Contaminated drinking water raises Jackson, Mississippi school absence rates

April 17, 2023
A research team found a correlation between boil water alters and unexcused absence rates in the public schools of Jackson, Mississippi, showing the effects of water contamination on health.

A team of researchers have published a study, showing how boil water alerts disrupted significantly student learning: Each time an alert was issued, unexcused absence rates in Jackson, Mississippi’s public schools increased between 1% and 10%, according to a press release by Brown University.

Chronic school absenteeism impacts not only a child’s academic record, but also their health and well-being, said lead author Erica Walker, an assistant professor of epidemiology at Brown. Research shows that chronic absenteeism is associated with increased likelihood of poverty and decreases in mental and physical health.

“We’re talking about much larger repercussions than gastrointestinal illness from drinking unsafe water,” Walker said. “These findings show how chronic exposure to contaminated water over time can negatively affect the trajectory of a child’s life.”

The water crisis in Jackson has made global headlines as a major environmental catastrophe, impacting the health and well-being of residents.
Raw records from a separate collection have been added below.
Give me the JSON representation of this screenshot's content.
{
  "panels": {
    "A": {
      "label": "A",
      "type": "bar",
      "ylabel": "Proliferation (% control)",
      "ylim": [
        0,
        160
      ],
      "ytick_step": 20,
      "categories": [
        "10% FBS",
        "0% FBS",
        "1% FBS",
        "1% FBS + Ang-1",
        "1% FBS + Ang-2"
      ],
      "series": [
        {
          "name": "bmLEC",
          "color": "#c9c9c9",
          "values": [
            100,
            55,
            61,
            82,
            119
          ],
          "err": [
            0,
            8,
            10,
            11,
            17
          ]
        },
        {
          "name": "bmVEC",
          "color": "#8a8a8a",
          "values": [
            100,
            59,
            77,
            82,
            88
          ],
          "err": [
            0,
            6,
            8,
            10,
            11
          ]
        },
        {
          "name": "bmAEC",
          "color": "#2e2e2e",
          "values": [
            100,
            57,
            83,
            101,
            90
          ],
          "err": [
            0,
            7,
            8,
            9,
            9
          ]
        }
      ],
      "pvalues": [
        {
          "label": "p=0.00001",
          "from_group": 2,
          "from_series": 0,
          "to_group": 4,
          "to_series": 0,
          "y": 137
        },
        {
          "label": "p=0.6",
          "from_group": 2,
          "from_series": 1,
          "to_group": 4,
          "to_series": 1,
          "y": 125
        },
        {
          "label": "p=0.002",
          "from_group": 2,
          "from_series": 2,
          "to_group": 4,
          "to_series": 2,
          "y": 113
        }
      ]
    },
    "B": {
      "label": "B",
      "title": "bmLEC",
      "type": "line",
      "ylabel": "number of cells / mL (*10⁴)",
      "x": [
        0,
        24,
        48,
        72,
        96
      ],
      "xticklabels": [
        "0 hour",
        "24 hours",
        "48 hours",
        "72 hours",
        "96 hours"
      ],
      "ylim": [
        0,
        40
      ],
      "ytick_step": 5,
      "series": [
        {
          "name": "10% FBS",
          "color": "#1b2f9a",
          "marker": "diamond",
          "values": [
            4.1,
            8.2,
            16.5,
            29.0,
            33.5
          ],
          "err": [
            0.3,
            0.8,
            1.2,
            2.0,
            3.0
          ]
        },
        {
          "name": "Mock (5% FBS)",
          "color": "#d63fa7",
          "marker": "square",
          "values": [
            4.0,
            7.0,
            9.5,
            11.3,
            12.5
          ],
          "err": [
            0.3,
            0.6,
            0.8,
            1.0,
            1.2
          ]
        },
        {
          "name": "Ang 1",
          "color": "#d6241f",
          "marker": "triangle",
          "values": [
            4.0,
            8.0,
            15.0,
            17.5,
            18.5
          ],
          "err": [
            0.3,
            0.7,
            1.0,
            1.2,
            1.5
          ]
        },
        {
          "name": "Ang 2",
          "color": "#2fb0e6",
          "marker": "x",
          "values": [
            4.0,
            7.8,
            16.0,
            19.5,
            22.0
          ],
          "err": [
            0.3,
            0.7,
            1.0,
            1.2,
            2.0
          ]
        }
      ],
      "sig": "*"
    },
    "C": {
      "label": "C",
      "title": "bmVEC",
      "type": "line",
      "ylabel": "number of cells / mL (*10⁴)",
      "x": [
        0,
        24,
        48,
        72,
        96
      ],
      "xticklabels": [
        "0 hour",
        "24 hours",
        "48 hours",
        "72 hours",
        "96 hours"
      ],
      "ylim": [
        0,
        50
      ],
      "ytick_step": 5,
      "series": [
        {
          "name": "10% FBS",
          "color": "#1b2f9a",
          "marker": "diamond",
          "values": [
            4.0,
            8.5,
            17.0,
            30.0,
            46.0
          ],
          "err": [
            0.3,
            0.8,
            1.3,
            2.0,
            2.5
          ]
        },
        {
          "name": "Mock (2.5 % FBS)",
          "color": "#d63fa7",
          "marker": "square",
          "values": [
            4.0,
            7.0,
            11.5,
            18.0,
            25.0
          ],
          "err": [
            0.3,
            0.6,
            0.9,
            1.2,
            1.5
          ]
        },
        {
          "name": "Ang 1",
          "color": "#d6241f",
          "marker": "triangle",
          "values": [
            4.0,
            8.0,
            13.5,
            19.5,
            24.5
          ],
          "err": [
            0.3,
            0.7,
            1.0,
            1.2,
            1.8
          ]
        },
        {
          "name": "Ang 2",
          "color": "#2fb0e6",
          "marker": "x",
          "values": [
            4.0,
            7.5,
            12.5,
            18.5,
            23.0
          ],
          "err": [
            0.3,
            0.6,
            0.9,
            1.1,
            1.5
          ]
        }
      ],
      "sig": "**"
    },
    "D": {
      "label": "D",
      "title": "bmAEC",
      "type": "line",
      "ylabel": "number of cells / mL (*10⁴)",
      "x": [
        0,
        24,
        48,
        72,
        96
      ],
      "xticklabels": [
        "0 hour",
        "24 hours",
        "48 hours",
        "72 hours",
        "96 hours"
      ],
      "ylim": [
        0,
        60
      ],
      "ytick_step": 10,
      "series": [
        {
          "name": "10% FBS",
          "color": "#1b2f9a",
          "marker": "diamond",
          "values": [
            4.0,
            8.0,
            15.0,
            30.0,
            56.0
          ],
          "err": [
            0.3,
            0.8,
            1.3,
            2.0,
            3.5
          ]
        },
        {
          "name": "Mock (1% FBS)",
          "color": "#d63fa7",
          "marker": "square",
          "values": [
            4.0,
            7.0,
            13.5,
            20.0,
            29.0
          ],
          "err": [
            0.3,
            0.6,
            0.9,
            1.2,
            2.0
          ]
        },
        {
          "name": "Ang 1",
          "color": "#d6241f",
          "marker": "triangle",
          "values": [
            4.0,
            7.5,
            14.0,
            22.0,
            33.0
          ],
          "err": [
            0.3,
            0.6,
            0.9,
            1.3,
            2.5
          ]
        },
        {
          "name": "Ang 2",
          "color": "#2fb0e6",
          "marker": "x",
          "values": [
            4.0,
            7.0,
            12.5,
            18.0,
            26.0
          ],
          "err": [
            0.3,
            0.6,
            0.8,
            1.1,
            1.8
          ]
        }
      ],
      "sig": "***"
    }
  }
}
The researchers focused on the city’s most vulnerable population: its children.

To conduct the study, the team used data on boil water alerts issued by the City of Jackson’s Water and Sewer Business Administration Office between 2015 and 2021, daily school attendance data from Jackson’s Public School District and demographic data from the U.S. Census Bureau’s American Community Survey.
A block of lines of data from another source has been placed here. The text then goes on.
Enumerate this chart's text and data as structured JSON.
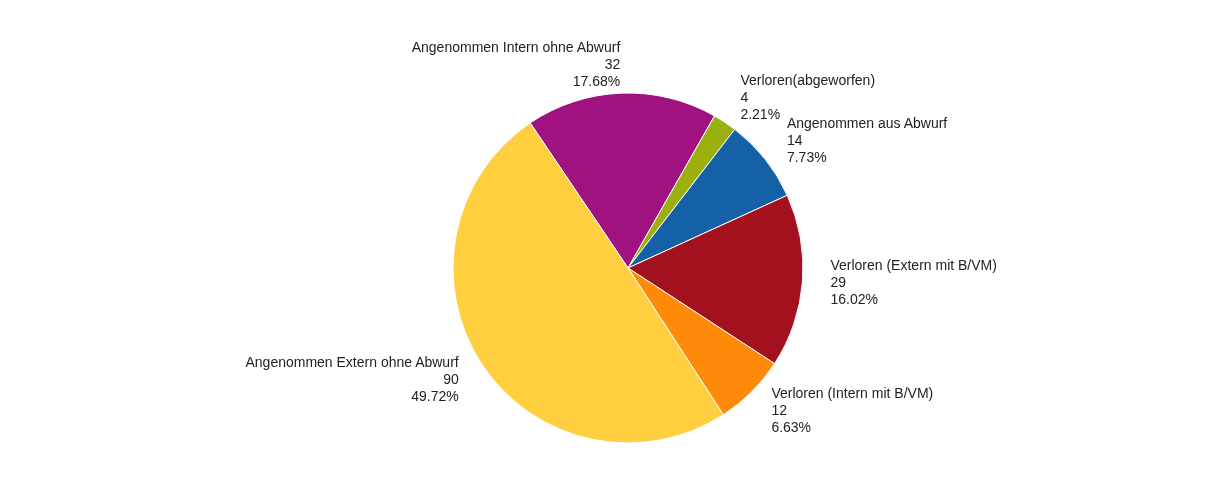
{
  "chart_data": {
    "type": "pie",
    "categories": [
      "Angenommen Intern ohne Abwurf",
      "Verloren(abgeworfen)",
      "Angenommen aus Abwurf",
      "Verloren (Extern mit B/VM)",
      "Verloren (Intern mit B/VM)",
      "Angenommen Extern ohne Abwurf"
    ],
    "values": [
      32,
      4,
      14,
      29,
      12,
      90
    ],
    "colors": [
      "#a0127f",
      "#9bb00f",
      "#1561a8",
      "#a3101e",
      "#ff8a0a",
      "#ffcf40"
    ],
    "value_labels": [
      "32\n17.68%",
      "4\n2.21%",
      "14\n7.73%",
      "29\n16.02%",
      "12\n6.63%",
      "90\n49.72%"
    ],
    "legend": false
  }
}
The data showed that each time a boil water alert was issued, unexcused absence rates increased by 1 to 10%.

They also showed decreases in unexcused absences in schools where much of the student body receives free and reduced lunches — likely, Walker said, because the water contamination disrupts at-home meal preparation, so families may instead count on schools to safely provide lunch for children that day.

As the director of the Community Noise Lab at Brown, Walker originally wanted to study the effects of noise pollution on public health in Jackson. However, when the community made clear that the water contamination was a more pressing concern, Walker shifted focus.

She organized a team to set up mobile laboratories across the city to test tap water quality — work that remains ongoing. Separately, Walker partnered with researchers from the University of Mississippi, Massachusetts Institute of Technology, Boston University and Salem State University to learn more about the effects of contaminated water on community health. They recognized that the ubiquity of boil water alerts would make them an accessible metric that would be understandable to the public.

In the study, the researchers concluded that their analysis highlights the urgency of addressing the root causes of the poor water quality in Jackson. They provide suggestions for how municipalities can more effectively spread the word about contaminated water, including social media posts, voicemails or conducting door-to-door outreach when resources enable it. They also suggested that the Mississippi Department of Health publish a sample press release for local water systems that includes information about the cause of the boil water alert, the population and public schools impacted, and what precautions to take.

The team said the findings could benefit other cities struggling with poor water infrastructure and shed light on the many issues directly and indirectly caused by boil water alerts. Team members from MIT created a data visualization to engage the community both within Jackson and across the world about the research findings.